Ms. Marvel has kicked off a new series this week, and there’s big changes ahead for Kamala Khan. She’s now a known hero in Jersey City—and not just any hero, but one of Earth’s mightiest. But it wouldn’t be Ms. Marvel if she was just fighting giant monsters and supervillains. She has her own delightful problems to deal with.

Spoilers ahead for Ms. Marvel #1, by G. Willow Wilson, Takeshi Miyazawa, Adrian Alphona, and Ian Herring.


Ms. Marvel #1 pretty much picks up where the series had mostly left off—Kamala’s burgeoning romance with Bruno has hit a dead end (now that he has a new girlfriend), she still has to balance school life with superheroics. The only real difference now is that she’s living her wildest dream: she’s an Avenger.

In many ways, it’s made her life even harder—long days at school, evenings Avenging, and then nights of homework (that even Tony Stark won’t help with). But above all, it’s kept Kamala from being distracted, while her neighborhood is being swept from underneath her by new businesses. And not just any business—a redevelopment corporation that’s using Ms. Marvel’s likeness to put a friendly face on their steady Gentrification of Jersey.

This is the exact sort of thing that Ms. Marvel has always been about—almost like no other superhero these days, Kamala is very specifically a defender of her home and its community. She’s almost out of place (only almost though) fighting giant psychic frogs or sinister supervillains. Developers and Gentrification? That’s so up Ms. Marvel’s street it hurts. It’s a wonderful thing to develop into the first arc of this series.


But it also serves to remind Kamala that her actions as a hero have had consequences far beyond her reach. There’s a great moment when she finds herself facing an anti-gentrification protest shortly after fighting some strangely highly-armed goons working for the re-developer (who has plans to gentrify all of Jersey—it’s wouldn’t be a superhero comic if there weren’t sinister goons and plans to take over the world city!), and realize her fame’s become more than just about her, her family, and her friends.

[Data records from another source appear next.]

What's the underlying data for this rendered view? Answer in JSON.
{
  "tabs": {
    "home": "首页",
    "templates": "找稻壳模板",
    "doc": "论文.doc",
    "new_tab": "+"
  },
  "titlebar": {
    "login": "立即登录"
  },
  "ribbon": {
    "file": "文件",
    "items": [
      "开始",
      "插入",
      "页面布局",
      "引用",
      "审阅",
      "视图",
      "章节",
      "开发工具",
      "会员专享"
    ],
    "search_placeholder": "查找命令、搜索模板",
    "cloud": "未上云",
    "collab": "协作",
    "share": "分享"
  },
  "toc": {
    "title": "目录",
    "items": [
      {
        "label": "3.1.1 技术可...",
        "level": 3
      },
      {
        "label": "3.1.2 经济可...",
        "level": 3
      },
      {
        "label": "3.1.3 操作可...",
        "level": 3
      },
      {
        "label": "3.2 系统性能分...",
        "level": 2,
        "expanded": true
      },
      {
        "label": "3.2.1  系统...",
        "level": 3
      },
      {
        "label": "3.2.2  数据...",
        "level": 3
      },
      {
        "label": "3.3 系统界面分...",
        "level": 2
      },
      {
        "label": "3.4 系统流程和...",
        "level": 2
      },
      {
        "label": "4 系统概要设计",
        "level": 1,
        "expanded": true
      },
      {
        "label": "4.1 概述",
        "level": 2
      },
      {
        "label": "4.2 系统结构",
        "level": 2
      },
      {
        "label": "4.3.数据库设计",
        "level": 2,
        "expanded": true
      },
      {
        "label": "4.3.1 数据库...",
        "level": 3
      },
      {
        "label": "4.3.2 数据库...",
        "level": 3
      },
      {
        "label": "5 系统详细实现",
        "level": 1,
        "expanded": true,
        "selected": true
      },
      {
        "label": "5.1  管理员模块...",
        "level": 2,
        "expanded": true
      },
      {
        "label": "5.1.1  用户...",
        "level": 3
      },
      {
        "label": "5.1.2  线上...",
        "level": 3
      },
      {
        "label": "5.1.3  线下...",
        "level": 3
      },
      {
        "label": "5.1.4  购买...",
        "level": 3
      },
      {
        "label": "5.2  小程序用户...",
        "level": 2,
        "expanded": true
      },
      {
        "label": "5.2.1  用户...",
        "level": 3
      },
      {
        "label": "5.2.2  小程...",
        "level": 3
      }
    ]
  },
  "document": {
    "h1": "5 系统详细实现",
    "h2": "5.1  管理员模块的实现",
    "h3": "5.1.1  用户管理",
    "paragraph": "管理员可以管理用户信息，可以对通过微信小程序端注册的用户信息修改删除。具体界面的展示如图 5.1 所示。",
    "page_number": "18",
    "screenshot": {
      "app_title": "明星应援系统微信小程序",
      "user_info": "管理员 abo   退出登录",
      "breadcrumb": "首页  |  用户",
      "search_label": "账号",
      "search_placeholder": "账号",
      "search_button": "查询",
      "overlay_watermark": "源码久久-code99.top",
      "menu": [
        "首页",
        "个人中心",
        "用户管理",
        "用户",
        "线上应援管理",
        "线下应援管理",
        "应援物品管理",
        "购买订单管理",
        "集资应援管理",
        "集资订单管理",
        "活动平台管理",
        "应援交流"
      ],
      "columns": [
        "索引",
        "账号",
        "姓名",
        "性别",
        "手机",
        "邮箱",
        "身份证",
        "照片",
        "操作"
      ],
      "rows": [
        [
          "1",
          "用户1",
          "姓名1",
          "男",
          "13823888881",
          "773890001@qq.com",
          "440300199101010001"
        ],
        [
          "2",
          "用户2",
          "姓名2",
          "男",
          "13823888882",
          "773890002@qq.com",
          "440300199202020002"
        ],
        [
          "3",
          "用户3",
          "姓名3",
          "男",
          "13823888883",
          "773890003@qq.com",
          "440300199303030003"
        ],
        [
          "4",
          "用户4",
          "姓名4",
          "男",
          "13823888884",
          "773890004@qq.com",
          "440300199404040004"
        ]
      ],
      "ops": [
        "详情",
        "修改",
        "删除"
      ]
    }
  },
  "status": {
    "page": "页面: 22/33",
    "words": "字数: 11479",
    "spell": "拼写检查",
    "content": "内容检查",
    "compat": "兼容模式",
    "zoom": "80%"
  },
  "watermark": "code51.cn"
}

For better or worse, Kamala is now a symbol to many. She doesn’t know how to handle it, just as she doesn’t quite know how to handle the drama in her personal life at the moment.

Especially said drama when it comes to Bruno. Angry mob behind them, Kamala finally confronts him about his new girlfriend, only to be reminded that Bruno is doing exactly what he told her to do after their shared moment together: live his life without her, because she’s Ms. Marvel now. We get a flashback to how Bruno met his girlfriend (including a return specifically for the flashbacks by Ms. Marvel’s formerly solo but now secondary artist, Adrian Alphona, a lovely touch), and it’s all about Bruno essentially letting go of Kamala, to let her be Ms. Marvel. It’s tragic and familiar in so many superhero stories, but stings so sharply for a character like Kamala Khan because so much of her story—and so much of what’s made her a great character over the last few years—is about her life beyond the spectacle of being Ms. Marvel, those connections and relationships.

It’s a sad moment when he does so—but as ever with Ms. Marvel and teen drama, it’s really well done. This sets Kamala on a path of growing up, both as a hero and as a teenager, that makes us so happy to have this series back in our lives again.